Lupe Valdez won the Democratic nomination for governor of Texas in a runoff primary Tuesday night, becoming the first openly LGBT person - and the first Latina - to win a major party nomination for governor in the state.
Valdez's win, with 52 percent of the vote, overshadowed three other important LGBT victories in the Lone Star state. Gina Ortiz Jones, as expected, easily won the Democratic nomination to represent the 23rd Congressional District in the western part of the state. Eric Holguin, who came in second during the original March primary, won a congressional nomination handily in Tuesday's runoff for the 27th District's vacant seat. And Lorie Burch won her runoff for the Democratic nomination for the 3rd Congressional District in the Dallas area with 75 percent of the vote. (The figures are based on unofficial results.)

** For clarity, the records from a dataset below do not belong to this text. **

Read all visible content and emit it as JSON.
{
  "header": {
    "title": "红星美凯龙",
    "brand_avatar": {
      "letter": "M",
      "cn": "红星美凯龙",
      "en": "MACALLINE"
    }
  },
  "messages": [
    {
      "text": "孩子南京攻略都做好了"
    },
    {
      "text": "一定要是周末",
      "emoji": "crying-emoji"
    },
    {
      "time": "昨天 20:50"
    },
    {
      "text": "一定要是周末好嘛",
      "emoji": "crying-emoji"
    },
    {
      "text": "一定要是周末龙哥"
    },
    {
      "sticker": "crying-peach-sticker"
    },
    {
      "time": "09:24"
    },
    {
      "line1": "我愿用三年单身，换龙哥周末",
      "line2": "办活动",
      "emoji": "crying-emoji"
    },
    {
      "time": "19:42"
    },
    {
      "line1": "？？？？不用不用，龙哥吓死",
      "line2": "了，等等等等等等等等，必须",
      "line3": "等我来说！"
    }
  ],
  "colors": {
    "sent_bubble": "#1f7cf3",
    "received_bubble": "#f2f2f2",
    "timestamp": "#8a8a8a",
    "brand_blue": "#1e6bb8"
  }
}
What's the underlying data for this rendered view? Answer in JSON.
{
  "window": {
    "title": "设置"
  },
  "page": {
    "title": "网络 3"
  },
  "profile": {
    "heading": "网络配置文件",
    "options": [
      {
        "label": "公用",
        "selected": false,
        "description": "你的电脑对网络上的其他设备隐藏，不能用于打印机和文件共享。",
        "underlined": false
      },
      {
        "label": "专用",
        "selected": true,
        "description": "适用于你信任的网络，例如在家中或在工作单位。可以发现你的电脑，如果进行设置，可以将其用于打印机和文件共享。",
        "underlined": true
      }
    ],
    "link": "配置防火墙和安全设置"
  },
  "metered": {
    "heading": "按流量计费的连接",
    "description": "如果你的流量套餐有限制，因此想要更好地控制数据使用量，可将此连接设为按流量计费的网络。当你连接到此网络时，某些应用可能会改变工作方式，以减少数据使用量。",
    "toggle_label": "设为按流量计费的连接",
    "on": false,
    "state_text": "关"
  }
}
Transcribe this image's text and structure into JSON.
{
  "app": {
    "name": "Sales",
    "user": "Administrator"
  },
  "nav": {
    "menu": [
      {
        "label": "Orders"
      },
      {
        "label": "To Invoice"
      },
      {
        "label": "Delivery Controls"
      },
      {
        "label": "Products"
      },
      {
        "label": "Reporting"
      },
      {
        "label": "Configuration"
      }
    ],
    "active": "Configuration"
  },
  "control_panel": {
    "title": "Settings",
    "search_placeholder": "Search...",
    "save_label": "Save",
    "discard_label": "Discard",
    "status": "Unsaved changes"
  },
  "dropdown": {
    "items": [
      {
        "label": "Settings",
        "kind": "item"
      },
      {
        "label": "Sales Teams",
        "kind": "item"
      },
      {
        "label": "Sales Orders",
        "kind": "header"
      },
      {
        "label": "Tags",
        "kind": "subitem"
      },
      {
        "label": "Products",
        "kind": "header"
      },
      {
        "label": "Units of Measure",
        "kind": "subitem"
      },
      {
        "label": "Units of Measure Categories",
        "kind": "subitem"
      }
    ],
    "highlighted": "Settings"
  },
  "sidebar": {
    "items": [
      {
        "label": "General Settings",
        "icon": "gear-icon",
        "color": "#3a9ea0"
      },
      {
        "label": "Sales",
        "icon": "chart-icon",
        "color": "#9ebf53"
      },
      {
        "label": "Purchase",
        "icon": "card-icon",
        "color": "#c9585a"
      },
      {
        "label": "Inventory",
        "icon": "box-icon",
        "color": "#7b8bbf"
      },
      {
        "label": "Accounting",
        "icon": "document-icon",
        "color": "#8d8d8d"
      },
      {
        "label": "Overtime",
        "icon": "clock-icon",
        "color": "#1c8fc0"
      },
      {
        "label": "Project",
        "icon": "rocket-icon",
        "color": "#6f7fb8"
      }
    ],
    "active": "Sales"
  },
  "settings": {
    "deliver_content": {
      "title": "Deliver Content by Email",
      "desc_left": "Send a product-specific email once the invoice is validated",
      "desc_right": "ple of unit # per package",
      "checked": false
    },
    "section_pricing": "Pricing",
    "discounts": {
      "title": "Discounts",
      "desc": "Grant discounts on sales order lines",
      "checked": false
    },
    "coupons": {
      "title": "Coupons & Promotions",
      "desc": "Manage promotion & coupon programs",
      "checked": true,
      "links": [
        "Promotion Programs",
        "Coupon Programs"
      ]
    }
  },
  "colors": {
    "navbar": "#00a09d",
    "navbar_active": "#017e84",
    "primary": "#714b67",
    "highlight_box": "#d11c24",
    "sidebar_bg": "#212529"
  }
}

There were some disappointments in Tuesday's voting, too. Jim Gray, the popular gay mayor of Lexington, Kentucky, was beat out for the Democratic nomination for a U.S. House seat. His opponent was a newcomer to politics and to the state: a retired military fighter pilot, Amy McGrath. Gray, who had been considered the frontrunner for months, won only 41 percent of the vote. Republicans have already started calling McGrath, who sports a tough military-like demeanor, a "radical liberal."
Valdez, 70, a lesbian, first made history in 2004 when she became the first openly LGBT person to become sheriff anywhere in the nation - in Dallas, defeating a 30-year white male veteran of the Dallas police force. Polls strongly suggest Texas will re-elect its current Republican governor, Greg Abbott.
In other LGBT election news Tuesday night:
In a dramatic comeback story, Tippi McCullough won the Democratic nomination for a House seat in the Arkansas Legislature just five years after being forced to resign her private school teaching job in Little Rock because she married a woman. Because there is no Republican candidate competing for the seat representing the state's most liberal district, Tuesday's win sets up McCullough to become the second openly LGBT person to be elected to the Arkansas state House. [Updated, 5/25/18: An earlier version of this story identified McCullough as poised to become the first openly LGBT person elected to the Statehouse; alert readers corrected that record, noting that Kathy Webb, who now serves on the Little Rock City Board, became the first openly LGBT person elected to the state house in 2006.]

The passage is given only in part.